KETO Loco Moco Recipe (Whole30, Paleo)| Thrive Market

Loco Moco, often part of a plate lunch, is a Hawaiian food staple, and it’s keto and Whole30-friendly with some creative swaps like cauliflower rice and a bone-broth based gravy. Why not try a batch for your keto or Whole30 lunch- it’s easy to make ahead as part of your meal prep for Whole30 compliant meals all week long!

Yield: 4 servings
Active time: 30 minutes
Total time: 50 minutes

For the hamburger patty:
2 tablespoons Thrive Market Organic Virgin Coconut Oil, divided
1 medium shallot, minced
1 pound Thrive Market 100% Grass-Fed Ground Beef
1 teaspoon Thrive Market Organic Paprika
1 teaspoon Thrive Market Organic Ground Cumin
1 teaspoon Thrive Market Organic Garlic Powder
1 teaspoon salt
1 teaspoon Thrive Market Organic Ground Pepper

For the gravy:
1 tablespoon Thrive Market Organic Virgin Coconut Oil
1 small shallot, minced
1 pound assorted mushrooms, chopped
1 tablespoon thyme leaves, chopped
3 cups Thrive Market Grass-Fed Beef Bone Broth
1 teaspoon salt
¼ cup water
2 tablespoons Thrive Market Organic Tapioca Flour
½ cup Thrive Market Organic Coconut Milk

For the rice:
2 cups cauliflower rice
1 tablespoon salt
½ cup water

For the toppings:
4 eggs, fried
4 scallions, thinly sliced
Thrive Market Organic Crushed Red Pepper, to taste
Hot sauce

Make the hamburger patty:
Add coconut oil and shallot to a large cast iron skillet set over medium heat.
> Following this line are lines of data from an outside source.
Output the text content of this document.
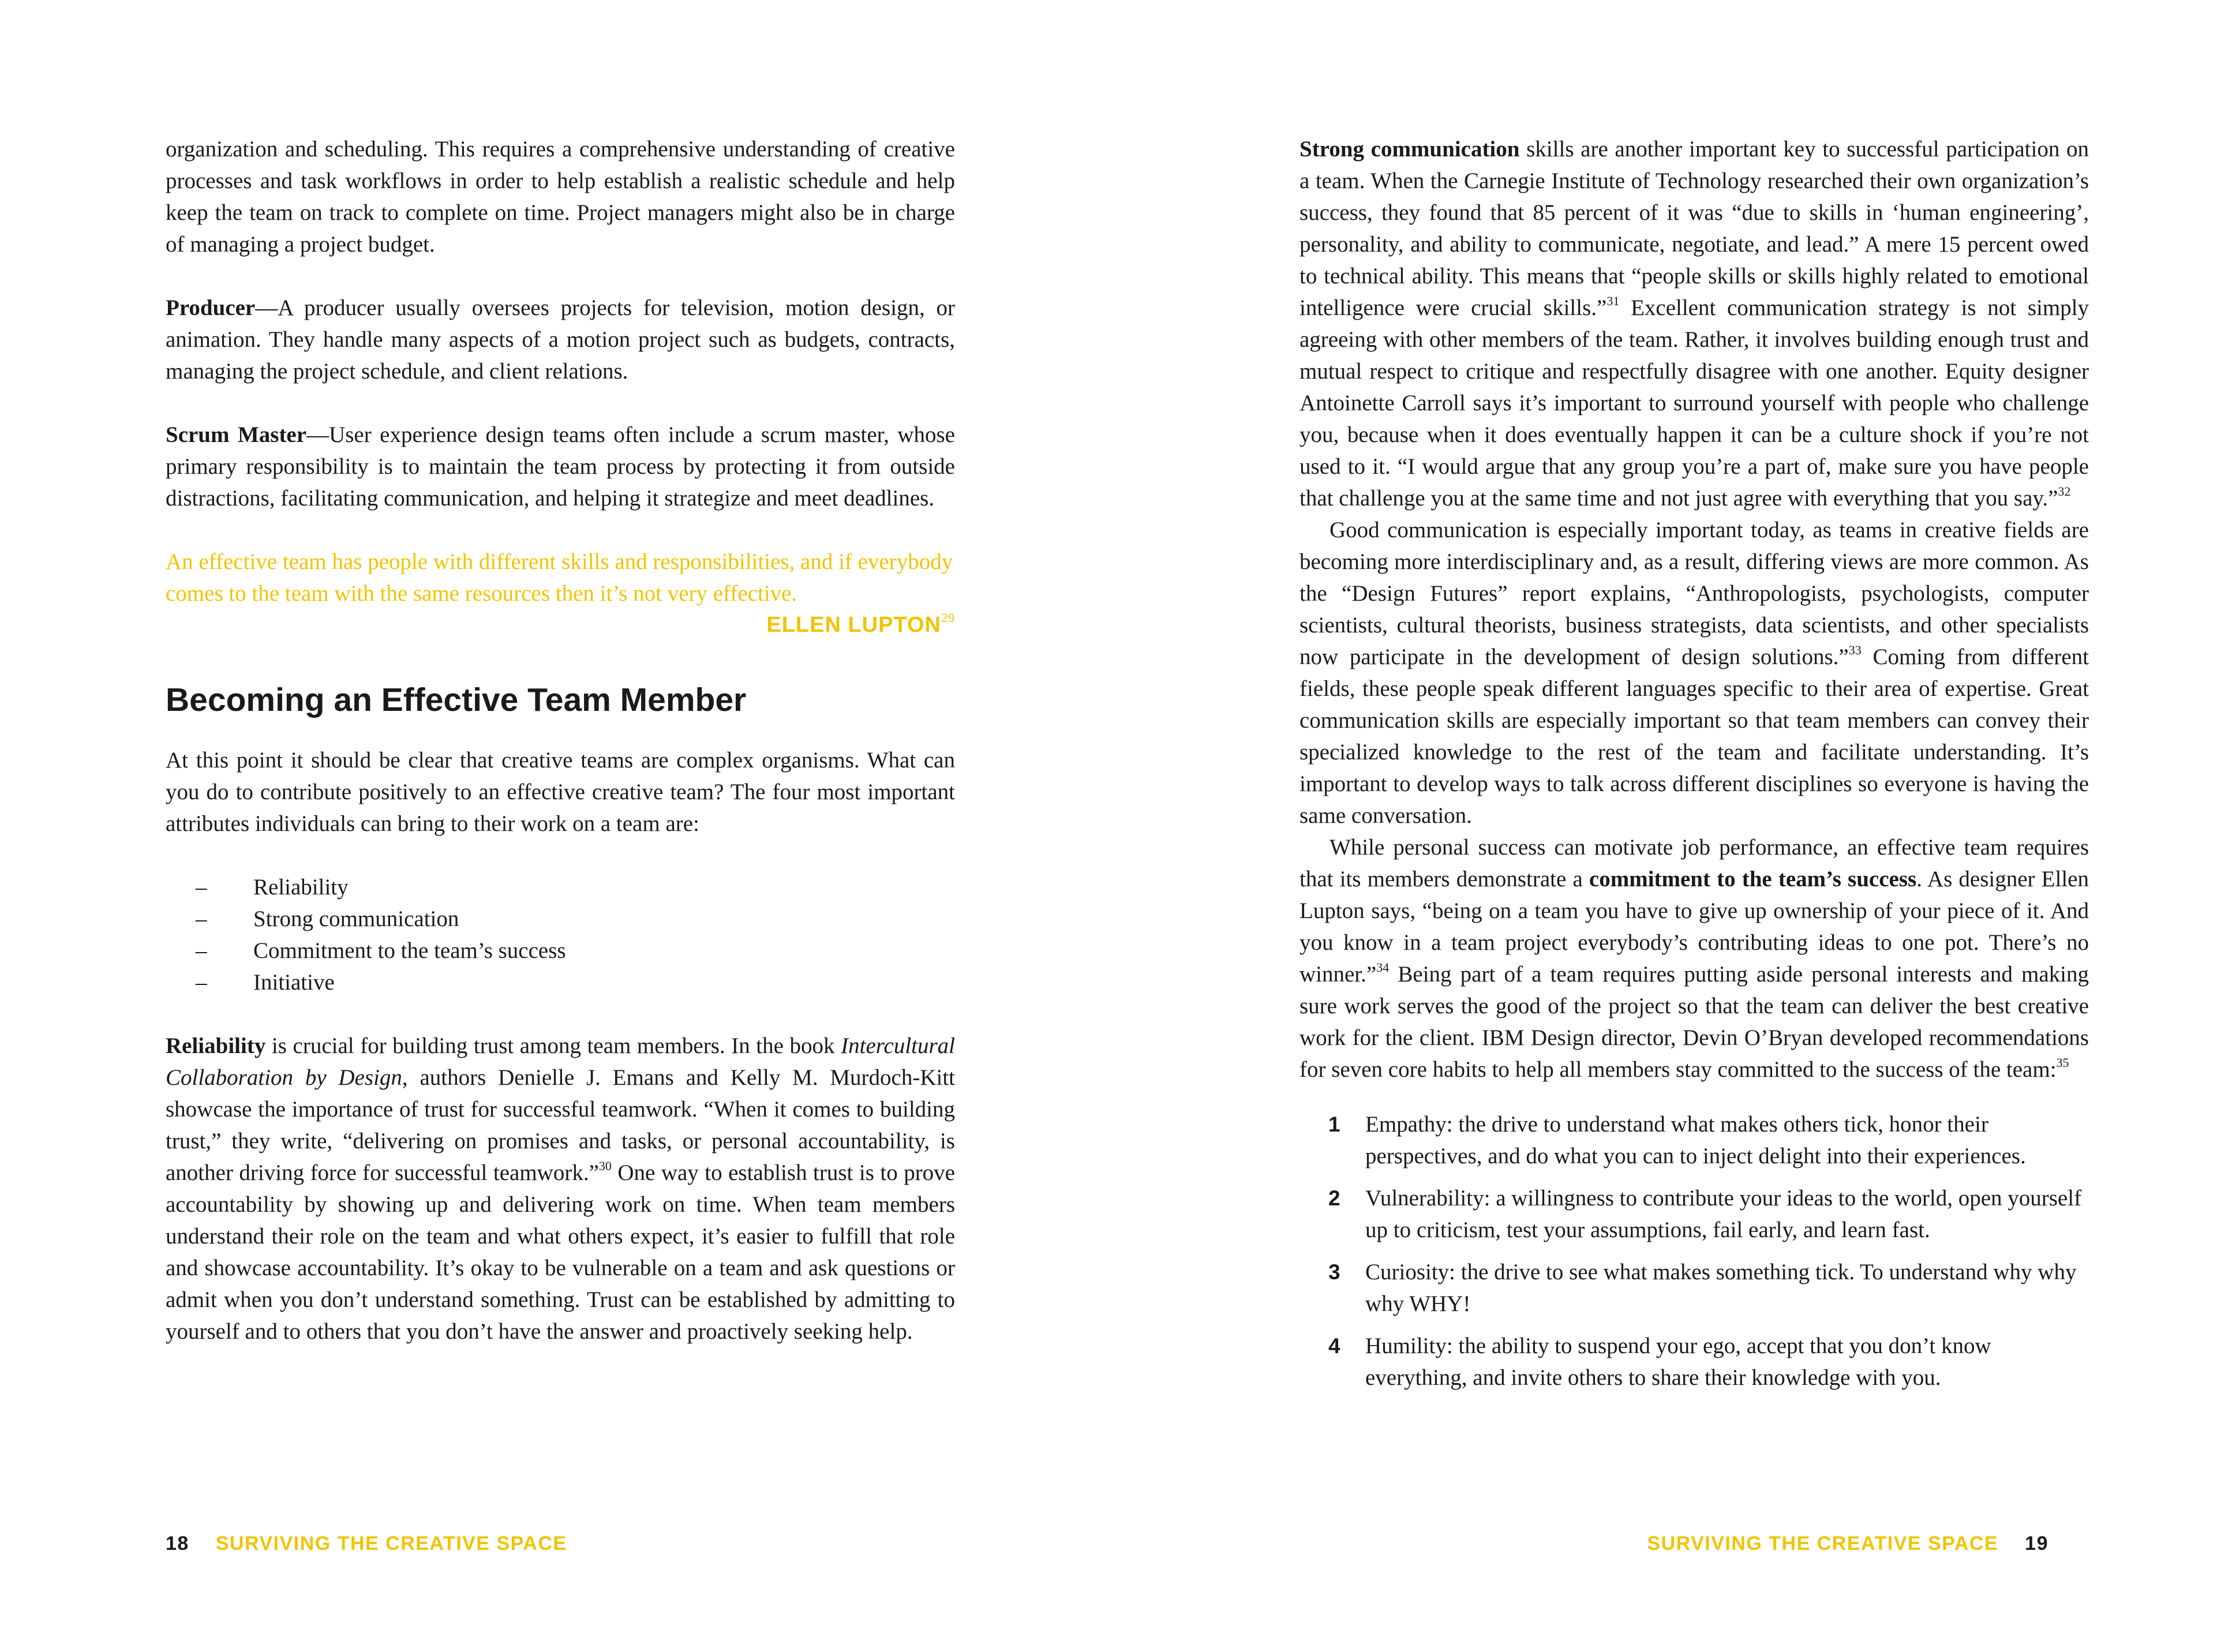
organization and scheduling. This requires a comprehensive understanding of creative processes and task workflows in order to help establish a realistic schedule and help keep the team on track to complete on time. Project managers might also be in charge of managing a project budget.

Producer—A producer usually oversees projects for television, motion design, or animation. They handle many aspects of a motion project such as budgets, contracts, managing the project schedule, and client relations.

Scrum Master—User experience design teams often include a scrum master, whose primary responsibility is to maintain the team process by protecting it from outside distractions, facilitating communication, and helping it strategize and meet deadlines.

An effective team has people with different skills and responsibilities, and if everybody comes to the team with the same resources then it’s not very effective.

ELLEN LUPTON$^{29}$
Becoming an Effective Team Member

At this point it should be clear that creative teams are complex organisms. What can you do to contribute positively to an effective creative team? The four most important attributes individuals can bring to their work on a team are:

– Reliability
– Strong communication
– Commitment to the team’s success
– Initiative

Reliability is crucial for building trust among team members. In the book Intercultural Collaboration by Design, authors Denielle J. Emans and Kelly M. Murdoch-Kitt showcase the importance of trust for successful teamwork. “When it comes to building trust,” they write, “delivering on promises and tasks, or personal accountability, is another driving force for successful teamwork.”$^{30}$ One way to establish trust is to prove accountability by showing up and delivering work on time. When team members understand their role on the team and what others expect, it’s easier to fulfill that role and showcase accountability. It’s okay to be vulnerable on a team and ask questions or admit when you don’t understand something. Trust can be established by admitting to yourself and to others that you don’t have the answer and proactively seeking help.

18 SURVIVING THE CREATIVE SPACE

Strong communication skills are another important key to successful participation on a team. When the Carnegie Institute of Technology researched their own organization’s success, they found that 85 percent of it was “due to skills in ‘human engineering’, personality, and ability to communicate, negotiate, and lead.” A mere 15 percent owed to technical ability. This means that “people skills or skills highly related to emotional intelligence were crucial skills.”$^{31}$ Excellent communication strategy is not simply agreeing with other members of the team. Rather, it involves building enough trust and mutual respect to critique and respectfully disagree with one another. Equity designer Antoinette Carroll says it’s important to surround yourself with people who challenge you, because when it does eventually happen it can be a culture shock if you’re not used to it. “I would argue that any group you’re a part of, make sure you have people that challenge you at the same time and not just agree with everything that you say.”$^{32}$

Good communication is especially important today, as teams in creative fields are becoming more interdisciplinary and, as a result, differing views are more common. As the “Design Futures” report explains, “Anthropologists, psychologists, computer scientists, cultural theorists, business strategists, data scientists, and other specialists now participate in the development of design solutions.”$^{33}$ Coming from different fields, these people speak different languages specific to their area of expertise. Great communication skills are especially important so that team members can convey their specialized knowledge to the rest of the team and facilitate understanding. It’s important to develop ways to talk across different disciplines so everyone is having the same conversation.

While personal success can motivate job performance, an effective team requires that its members demonstrate a commitment to the team’s success. As designer Ellen Lupton says, “being on a team you have to give up ownership of your piece of it. And you know in a team project everybody’s contributing ideas to one pot. There’s no winner.”$^{34}$ Being part of a team requires putting aside personal interests and making sure work serves the good of the project so that the team can deliver the best creative work for the client. IBM Design director, Devin O’Bryan developed recommendations for seven core habits to help all members stay committed to the success of the team:$^{35}$

1 Empathy: the drive to understand what makes others tick, honor their perspectives, and do what you can to inject delight into their experiences.
2 Vulnerability: a willingness to contribute your ideas to the world, open yourself up to criticism, test your assumptions, fail early, and learn fast.
3 Curiosity: the drive to see what makes something tick. To understand why why why WHY!
4 Humility: the ability to suspend your ego, accept that you don’t know everything, and invite others to share their knowledge with you.
SURVIVING THE CREATIVE SPACE 19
Sauté for 3 minutes, then add ground beef, breaking up the meat with a wooden spoon. Add paprika, cumin, garlic powder, salt, and pepper. Continue cooking until beef is no longer pink, about 5 minutes. Transfer meat to a plate using a slotted spoon.

Make the gravy:
Add coconut oil to the same skillet along with shallots, mushrooms, and thyme. Sauté for 4 to 6 minutes, or until mushrooms have browned and liquid has evaporated. Add bone broth and salt; bring to a simmer. Whisk tapioca flour and water in a small bowl until smooth; add to the gravy and stir until thickened, about 2 minutes. Stir in coconut milk and simmer for minutes more, then reduce heat to keep the gravy warm.

Make the rice:
Bring water to a boil in a small skillet, then add cauliflower rice and salt; stir until warmed through. Cover and cook until all the water has evaporated.

Assemble the dish:
Add a spoonful of cauliflower rice to a plate. Top with ground beef, a ladle of gravy, and 1 egg. Scatter scallions over the top and crushed red pepper, if desired. Finish with hot sauce for an extra kick.